# Airlessco lp540 repack help...



## Softy (Jul 19, 2009)

Hi guys,
I just got a chance to repack mine Airlessco LP540. Everything was fine but I've problem remove the small ball and seat inside the piston. I got the retainer out with 1/4" hex but the o-ring and seat are hard to come out. Is there a technique to remove that thing? Thanks.


----------



## robladd (Nov 22, 2010)

Softy said:


> Hi guys,
> I just got a chance to repack mine Airlessco LP540. Everything was fine but I've problem remove the small ball and seat inside the piston. I got the retainer out with 1/4" hex but the o-ring and seat are hard to come out. Is there a technique to remove that thing? Thanks.


Soak in lacquer thinner, later use a penetrating oil like PB Blaster should do it.

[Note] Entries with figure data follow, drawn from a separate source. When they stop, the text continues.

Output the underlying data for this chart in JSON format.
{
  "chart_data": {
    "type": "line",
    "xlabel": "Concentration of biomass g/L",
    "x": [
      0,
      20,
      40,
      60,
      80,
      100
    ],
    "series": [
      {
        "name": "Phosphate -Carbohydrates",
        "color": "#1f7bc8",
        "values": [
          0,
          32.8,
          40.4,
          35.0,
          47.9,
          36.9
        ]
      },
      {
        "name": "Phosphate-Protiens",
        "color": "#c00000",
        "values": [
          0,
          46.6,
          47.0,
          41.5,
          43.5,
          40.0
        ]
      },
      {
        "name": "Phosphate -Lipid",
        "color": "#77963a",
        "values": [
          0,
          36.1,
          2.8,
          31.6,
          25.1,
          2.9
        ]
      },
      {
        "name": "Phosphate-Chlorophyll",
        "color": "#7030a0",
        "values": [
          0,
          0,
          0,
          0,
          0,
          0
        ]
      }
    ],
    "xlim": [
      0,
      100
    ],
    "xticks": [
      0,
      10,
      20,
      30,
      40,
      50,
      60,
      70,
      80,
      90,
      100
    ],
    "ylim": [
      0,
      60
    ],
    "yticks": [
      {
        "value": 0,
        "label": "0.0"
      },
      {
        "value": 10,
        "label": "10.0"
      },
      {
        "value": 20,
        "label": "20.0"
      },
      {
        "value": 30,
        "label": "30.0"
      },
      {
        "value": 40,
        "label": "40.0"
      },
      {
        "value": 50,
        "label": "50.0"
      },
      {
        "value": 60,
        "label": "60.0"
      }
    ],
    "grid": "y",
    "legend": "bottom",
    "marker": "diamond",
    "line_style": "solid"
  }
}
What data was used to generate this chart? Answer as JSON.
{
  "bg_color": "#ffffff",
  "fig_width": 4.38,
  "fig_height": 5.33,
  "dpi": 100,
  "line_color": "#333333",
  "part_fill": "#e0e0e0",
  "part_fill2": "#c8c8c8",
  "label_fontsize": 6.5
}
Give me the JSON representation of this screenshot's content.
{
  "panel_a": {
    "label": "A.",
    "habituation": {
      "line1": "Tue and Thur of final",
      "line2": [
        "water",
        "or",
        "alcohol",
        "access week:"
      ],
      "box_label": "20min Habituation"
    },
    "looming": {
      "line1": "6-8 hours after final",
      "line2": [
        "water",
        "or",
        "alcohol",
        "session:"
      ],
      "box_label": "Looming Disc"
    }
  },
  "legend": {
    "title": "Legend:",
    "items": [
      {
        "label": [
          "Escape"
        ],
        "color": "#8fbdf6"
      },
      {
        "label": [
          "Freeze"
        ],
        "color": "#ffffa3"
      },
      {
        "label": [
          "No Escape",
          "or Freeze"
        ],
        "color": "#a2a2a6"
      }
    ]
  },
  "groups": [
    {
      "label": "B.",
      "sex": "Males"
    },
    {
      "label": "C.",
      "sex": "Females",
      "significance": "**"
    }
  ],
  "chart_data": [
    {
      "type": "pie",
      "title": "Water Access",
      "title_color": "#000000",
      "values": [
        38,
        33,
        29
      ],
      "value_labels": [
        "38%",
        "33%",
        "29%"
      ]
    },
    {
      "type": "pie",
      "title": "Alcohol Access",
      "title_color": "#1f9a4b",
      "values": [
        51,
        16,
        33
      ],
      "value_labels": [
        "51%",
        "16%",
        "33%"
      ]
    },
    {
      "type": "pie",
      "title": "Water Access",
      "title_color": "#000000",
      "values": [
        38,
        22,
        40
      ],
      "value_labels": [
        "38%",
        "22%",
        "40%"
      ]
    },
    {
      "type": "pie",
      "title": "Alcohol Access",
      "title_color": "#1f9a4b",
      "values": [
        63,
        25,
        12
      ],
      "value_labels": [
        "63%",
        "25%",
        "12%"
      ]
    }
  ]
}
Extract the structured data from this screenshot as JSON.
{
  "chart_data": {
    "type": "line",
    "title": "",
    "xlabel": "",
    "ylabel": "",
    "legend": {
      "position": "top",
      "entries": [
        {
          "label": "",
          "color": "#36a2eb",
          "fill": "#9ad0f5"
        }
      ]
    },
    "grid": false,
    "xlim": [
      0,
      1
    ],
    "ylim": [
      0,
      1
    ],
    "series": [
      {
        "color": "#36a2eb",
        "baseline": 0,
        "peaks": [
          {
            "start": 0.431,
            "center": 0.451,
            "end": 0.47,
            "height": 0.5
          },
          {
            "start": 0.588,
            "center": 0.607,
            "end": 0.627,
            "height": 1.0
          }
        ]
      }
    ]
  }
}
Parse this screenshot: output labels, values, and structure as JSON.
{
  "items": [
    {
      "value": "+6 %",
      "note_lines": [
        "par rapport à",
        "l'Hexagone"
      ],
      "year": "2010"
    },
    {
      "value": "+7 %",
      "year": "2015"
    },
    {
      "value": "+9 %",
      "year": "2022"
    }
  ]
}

I have a airless 690 and have done it this way. You have to remember that this component of the pump sees extreme pressure and heavy use.


----------



## NCPaint1 (Aug 6, 2009)

Dental pick, that's what I use


----------



## Softy (Jul 19, 2009)

Thanks for the idea. Seem like the pump is mostly use with latex so I let it soak with floor stripper this morning. If that doesn't work then will do paint thinner or spirit next. Will stop by HF and see what kind of dental pick they have.


----------



## mr.fixit (Aug 16, 2009)

Andy is correct as always. A dental pick is the only way to go.:thumbup:


----------



## Softy (Jul 19, 2009)

Oh good mr. fixit is here. I was gonna write you email. I got it out with repacking tool and hammer. The seat was already broken and that's why it stuck inside. I also broke the $9 dental pick from HF which led me to use the hammer. 
Can you get a seat? What's the best pymt for you? You take e-check, mc/visa? My friend paypal it last time.


----------



## Softy (Jul 19, 2009)

I just bought the seat locally. Will get graco repack kit from you when I come back down from north.


----------



## mr.fixit (Aug 16, 2009)

I would not recommend a hammer:no: but if it works for you :thumbup:


----------



## NCPaint1 (Aug 6, 2009)

mr.fixit said:


> I would not recommend a hammer:no: but if it works for you :thumbup:


Why? Best thing ever when a guy takes a hammer to his pump ...it means I get to replace more stuff


----------



## Softy (Jul 19, 2009)

Well, it suck and build up some pressure but once it past 1,000psi it starting to spit the water out from the bottom of the pump. It actually blew out o-ring #11. I think the piston is worn. It does have tiny rough area but I didn't think it's that bad until now.


----------